From left: Dr Muhammad Amir Yunus  and  Datuk Dr Zainal Ariffin Omar
From left: Dr Muhammad Amir Yunus and Datuk Dr Zainal Ariffin Omar

Universiti Sains Malaysia virologist Dr Muhammad Amir Yunus also said Omicron could have caused the surge in infections.

This, he said, was expected since the country reported its first Omicron case that led to community transmission, partly due to increased travels and the reopening of socio-economic sectors.

“We wouldn’t know for certain (if Omicron is behind the recent spike) until we have the sequencing data on more of our nation’s cases. But looking at the current situation, it is highly likely.

“The good news is that the ‘severity’ of the illness is not similar to what we have seen with Delta.

“So as long as our hospitalisation, intensive care unit occupancy and ventilation needs are still at a tolerable level, this shouldn’t necessarily trigger major concerns.”

On the BA.2 sub-variant, Dr Amir said a Danish study had found that it was more transmissible than the more common BA.1 with an increased ability to infect vaccinated people.

“WHO is monitoring this BA.2 closely. Genomically speaking, this variant is essentially an Omicron but with slight changes in the sequence (not as major as Delta and Omicron).

“Therefore, based on the very little data available at this time, I think this BA.2 would also behave similarly to BA.1.”

Dr Amir called for more granular data on Covid-19 cases, mainly on Multisystem Inflammatory Syndrome in Children (MIS-C) associated with Covid-19, hospitalisations, ICU use and deaths, particularly among children, to be made public to boost parents’ confidence and allay fears over PICKids.

“There are parents who are hesitant to vaccinate their children over unfounded fears. Such data will help them to assess the situation more accurately and make a well-informed decision.”

Dr Amir stressed that PICKids could be a significant tool as the primary goal of administering the vaccine to this age group is to protect them from hospitalisation or developing severe cases or even MIS-C.

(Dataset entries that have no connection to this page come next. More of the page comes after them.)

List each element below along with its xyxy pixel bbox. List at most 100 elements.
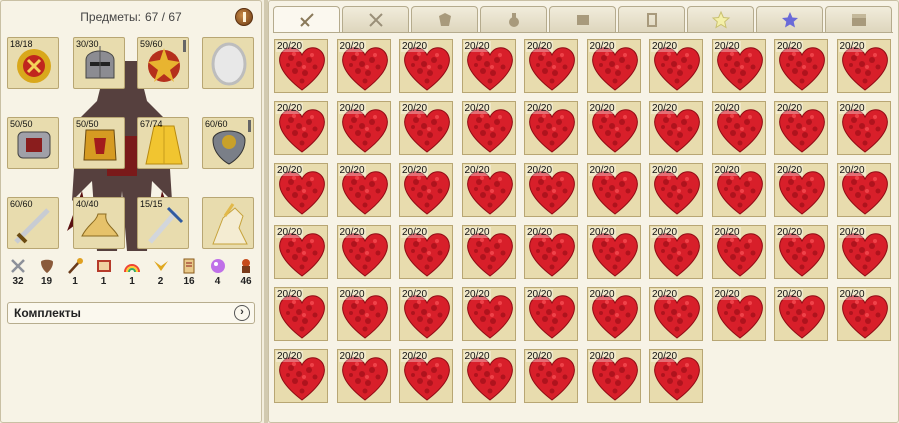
inventory-slot[interactable]: 20/20 <box>274 349 328 403</box>
inventory-slot[interactable]: 20/20 <box>836 225 891 279</box>
durability-label: 20/20 <box>651 227 679 238</box>
tab-chest[interactable] <box>825 6 892 33</box>
inventory-slot[interactable]: 20/20 <box>461 163 516 217</box>
tab-star-filled[interactable] <box>756 6 823 33</box>
durability-label: 15/15 <box>140 199 163 209</box>
inventory-slot[interactable]: 20/20 <box>836 39 891 93</box>
inventory-slot[interactable]: 20/20 <box>524 101 578 155</box>
inventory-slot[interactable]: 20/20 <box>711 287 766 341</box>
inventory-slot[interactable]: 20/20 <box>399 225 453 279</box>
durability-label: 67/74 <box>140 119 163 129</box>
inventory-slot[interactable]: 20/20 <box>524 225 578 279</box>
tab-scrolls[interactable] <box>618 6 685 33</box>
inventory-slot[interactable]: 20/20 <box>274 163 328 217</box>
inventory-slot[interactable]: 20/20 <box>461 39 516 93</box>
inventory-slot[interactable]: 20/20 <box>649 39 703 93</box>
inventory-slot[interactable]: 20/20 <box>586 163 641 217</box>
inventory-slot[interactable]: 20/20 <box>711 225 766 279</box>
tab-weapons[interactable] <box>342 6 409 33</box>
inventory-slot[interactable]: 20/20 <box>836 163 891 217</box>
inventory-slot[interactable]: 20/20 <box>649 225 703 279</box>
durability-label: 20/20 <box>526 41 554 52</box>
inventory-slot[interactable]: 20/20 <box>586 287 641 341</box>
durability-label: 20/20 <box>276 41 304 52</box>
equip-slot-helmet[interactable]: 30/30 <box>73 37 125 89</box>
inventory-slot[interactable]: 20/20 <box>774 225 828 279</box>
inventory-slot[interactable]: 20/20 <box>274 101 328 155</box>
inventory-slot[interactable]: 20/20 <box>586 39 641 93</box>
inventory-slot[interactable]: 20/20 <box>649 163 703 217</box>
inventory-slot[interactable]: 20/20 <box>274 287 328 341</box>
inventory-slot[interactable]: 20/20 <box>586 349 641 403</box>
inventory-slot[interactable]: 20/20 <box>336 225 391 279</box>
inventory-slot[interactable]: 20/20 <box>399 101 453 155</box>
armor-tab-icon <box>438 13 451 26</box>
stat-item: 2 <box>148 257 174 293</box>
stats-row: 32 19 1 1 1 2 16 4 46 <box>5 257 259 293</box>
tab-books[interactable] <box>549 6 616 33</box>
equip-slot-dagger[interactable]: 15/15 <box>137 197 189 249</box>
durability-label: 20/20 <box>338 41 366 52</box>
tab-star-outline[interactable] <box>687 6 754 33</box>
sets-label: Комплекты <box>14 306 81 320</box>
stat-item: 16 <box>176 257 202 293</box>
equip-slot-sword[interactable]: 60/60 <box>7 197 59 249</box>
equip-slot-mount[interactable] <box>202 197 254 249</box>
inventory-slot[interactable]: 20/20 <box>524 163 578 217</box>
stat-item: 1 <box>91 257 117 293</box>
inventory-slot[interactable]: 20/20 <box>524 39 578 93</box>
inventory-slot[interactable]: 20/20 <box>836 287 891 341</box>
equip-slot-necklace[interactable]: 59/60 <box>137 37 189 89</box>
durability-label: 20/20 <box>776 289 804 300</box>
inventory-slot[interactable]: 20/20 <box>399 39 453 93</box>
inventory-slot[interactable]: 20/20 <box>586 225 641 279</box>
inventory-slot[interactable]: 20/20 <box>336 163 391 217</box>
inventory-slot[interactable]: 20/20 <box>711 163 766 217</box>
sets-button[interactable]: Комплекты › <box>7 302 255 324</box>
inventory-slot[interactable]: 20/20 <box>836 101 891 155</box>
inventory-slot[interactable]: 20/20 <box>399 163 453 217</box>
inventory-slot[interactable]: 20/20 <box>711 101 766 155</box>
equip-slot-shield[interactable]: 60/60 <box>202 117 254 169</box>
inventory-slot[interactable]: 20/20 <box>274 225 328 279</box>
pegasus-icon <box>212 203 248 245</box>
inventory-slot[interactable]: 20/20 <box>461 225 516 279</box>
equip-slot-gauntlet[interactable]: 50/50 <box>7 117 59 169</box>
inventory-slot[interactable]: 20/20 <box>774 163 828 217</box>
inventory-slot[interactable]: 20/20 <box>336 39 391 93</box>
tab-all-items[interactable] <box>273 6 340 33</box>
inventory-slot[interactable]: 20/20 <box>649 349 703 403</box>
inventory-slot[interactable]: 20/20 <box>586 101 641 155</box>
durability-label: 50/50 <box>76 119 99 129</box>
inventory-slot[interactable]: 20/20 <box>336 287 391 341</box>
inventory-slot[interactable]: 20/20 <box>649 287 703 341</box>
inventory-slot[interactable]: 20/20 <box>274 39 328 93</box>
inventory-slot[interactable]: 20/20 <box>774 39 828 93</box>
stat-value: 1 <box>100 276 107 287</box>
tab-armor-tab[interactable] <box>411 6 478 33</box>
inventory-slot[interactable]: 20/20 <box>774 101 828 155</box>
inventory-slot[interactable]: 20/20 <box>399 349 453 403</box>
inventory-slot[interactable]: 20/20 <box>774 287 828 341</box>
inventory-slot[interactable]: 20/20 <box>461 287 516 341</box>
tab-potions[interactable] <box>480 6 547 33</box>
inventory-slot[interactable]: 20/20 <box>524 349 578 403</box>
equip-slot-cloak[interactable]: 67/74 <box>137 117 189 169</box>
durability-label: 20/20 <box>838 103 866 114</box>
inventory-slot[interactable]: 20/20 <box>461 349 516 403</box>
inventory-slot[interactable]: 20/20 <box>336 101 391 155</box>
inventory-slot[interactable]: 20/20 <box>461 101 516 155</box>
equip-slot-amulet[interactable]: 18/18 <box>7 37 59 89</box>
equip-slot-mirror[interactable] <box>202 37 254 89</box>
inventory-slot[interactable]: 20/20 <box>524 287 578 341</box>
inventory-slot[interactable]: 20/20 <box>336 349 391 403</box>
inventory-slot[interactable]: 20/20 <box>711 39 766 93</box>
info-button[interactable] <box>235 8 253 26</box>
equip-slot-boots[interactable]: 40/40 <box>73 197 125 249</box>
equip-slot-armor[interactable]: 50/50 <box>73 117 125 169</box>
durability-label: 60/60 <box>205 119 228 129</box>
durability-label: 20/20 <box>338 351 366 362</box>
inventory-slot[interactable]: 20/20 <box>649 101 703 155</box>
durability-label: 20/20 <box>713 227 741 238</box>
inventory-slot[interactable]: 20/20 <box>399 287 453 341</box>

“This is imperative, especially now when schools have reopened and our children are spending most of their time in school.”

MIS-C is a condition where different body parts can become inflamed, including the heart, lungs, kidneys, brain, skin, eyes or gastrointestinal organs.

It had been reported that many children with MIS-C had the virus that causes Covid-19, or had been around someone with Covid-19. MIS-C can be serious, even deadly, but most children who were diagnosed with this condition had gotten better with medical care.

Dr Amir, however, said vaccination would not prevent a surge in fresh infections as studies had shown that Omicron could evade the immune protection conferred by Covid-19 vaccines and natural infection.

“Based on the available data, we know that the SARS-CoV-2 breakthrough infections are common even in vaccinated people.

“Besides, during this surge, a higher number of case tracing and testing will be carried out when there is an outbreak.

“Therefore, this surely will contribute to the spike in daily number of cases (including asymptomatic cases).”